Dalam beberapa kasus agama menghasilkan perbedaan pemahaman. Beberapa perbedaan tersebut muncul secara mudah sebagai dasar moralitas yang di gunakan sebagai alasan aksi- aksi kekerasan, dan intensitas ritual yang di gunakan sebagai alat untuk melakukan aksi itu. Perbedaan - perbedaan lainnya merupakan perbedaan yang lebih mendalam dan merupakan inti dari agama itu. Citra agama tentang perjuangan yang gampang di kenali, dan konsep- konsep tentang perang yang dahsyat telah di lakukan dalam perjuangan- perjuangan sosial. Ketika peperangan diimpi-impikan sebagai manayang muncul dalam rencana manusia, akhirnya hal itu mereka tuangkan menjadi kenyataan melalui aksi- aksi kekerasan.[34]
Permasalahan itu semakin kompleks dengan adanya pemahaman baru yang menyatakan bahwa agama berperan dalam bagian dunia yang lain sebagaimana idiologi masyarakat, khususnya dalam gerakan nasionalisme agama, dimana agama dan idiologi politik di gabungkan. Ketika kasus- kasus ini di ungkap, agama menjadi tidak bersalah, dengan catatan tidak membawa kearah kekerasan. Namun kenyataannya dengan  adanya gabungan dari tatanan kehidupan politik, sosial, idiologi, maka agama lebur dengan ekspresi kekerasan sebagai perwujudan dari aspirasi sosial, harga diri, dan gerakan dami perubahan politik.[35]

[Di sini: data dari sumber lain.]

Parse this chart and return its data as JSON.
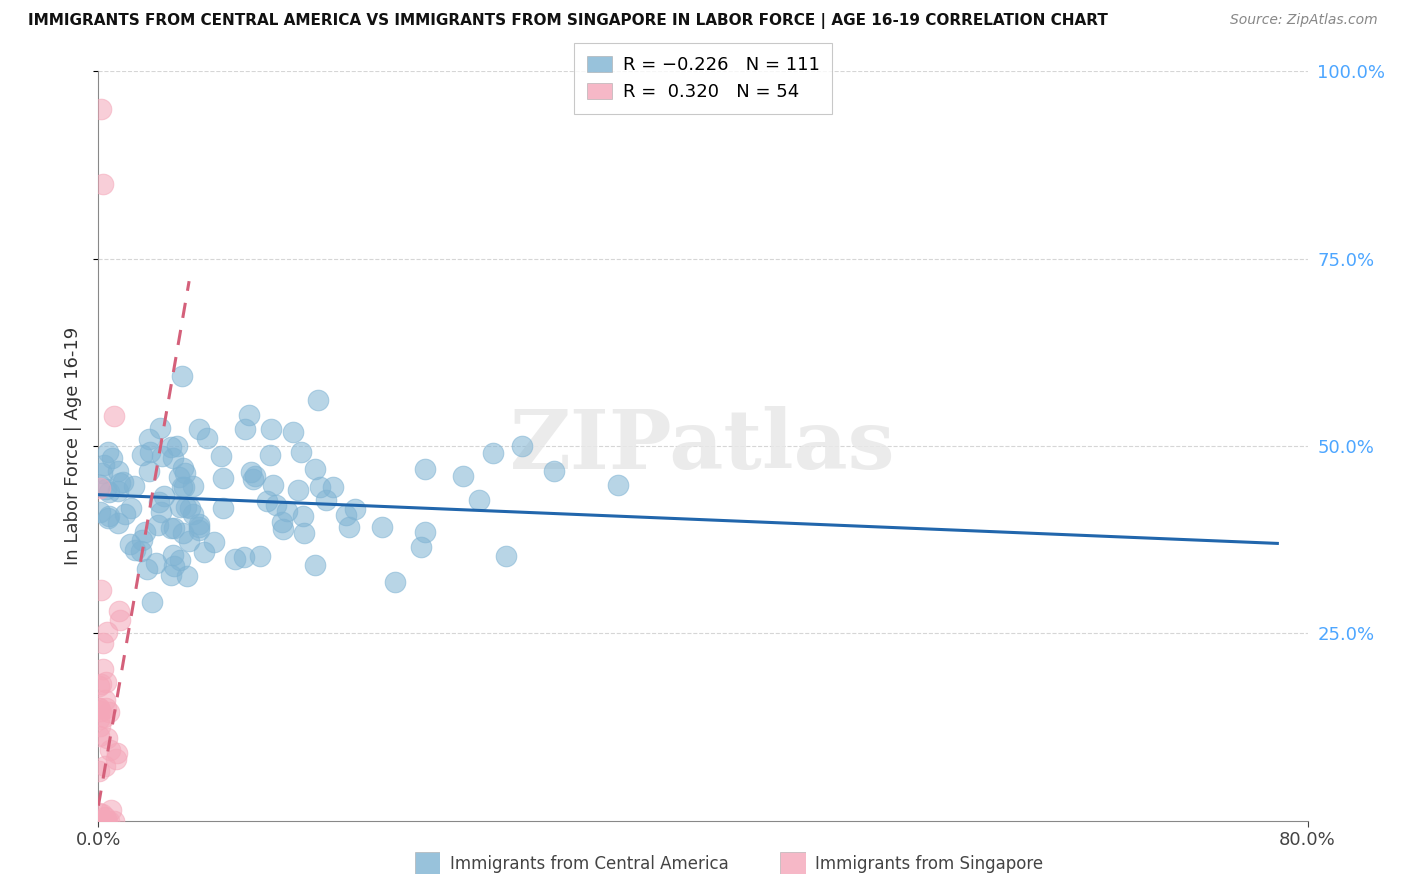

Dalam situasi politik yang belum stabil, konflik, dan kekerasan akan mudah berkembang. Konflik horizontal yang terjadi di berbagai daerah dipicu oleh beragam instrumen, tidak hanya sebatas pada sentimen etnis, suku, ras, dan agama, tetapi juga dipicu oleh motivasi ideologi ekspansi yang bersifat transnasional, kapitalisme semakin kuat, sentimen sosial seperti ketidak adilan dan dendam sosial yang dibentuk oleh situasi yang ada semakin menegaskan perta konflik.
Dalam kehidupan umat manusia, konflik telah menjadi sesuatu yang selalu ada, baik itu konflik yang bersifat laten maupun manifes. Konflik laten sering muncul dalam kondisi masyarakat yang diperintah secara otoriter oleh penguasa, juga konflik jenis ini dapat berkembang dalam masyarakat yang bersifat tertutup, model konflik ini banyak dijumpai di berbagai daerah dan rasa tidak puas masyarakat atas kebijakan rezim, sering kali dilawan dengan cara-cara yang tidak radikal.
Di kalangan umat beragama berkembang suatu keyakinan mengenai kebenaran yang diproduksi dari dialektika sosial politik yang berkembang. Sejak jatuhnya Orde baru tahun 1998, dikalangan umat islam muncul dan merebak berbagai pemahaman keagamaan yang bervariasi, mulai dari yang mengambil haluan politik, hingga kepada “penciptaan” model agama baru yang diyakini oleh mereka yang mengikutinya sebagai suatu pemahaman akan kebenaran yang otentik.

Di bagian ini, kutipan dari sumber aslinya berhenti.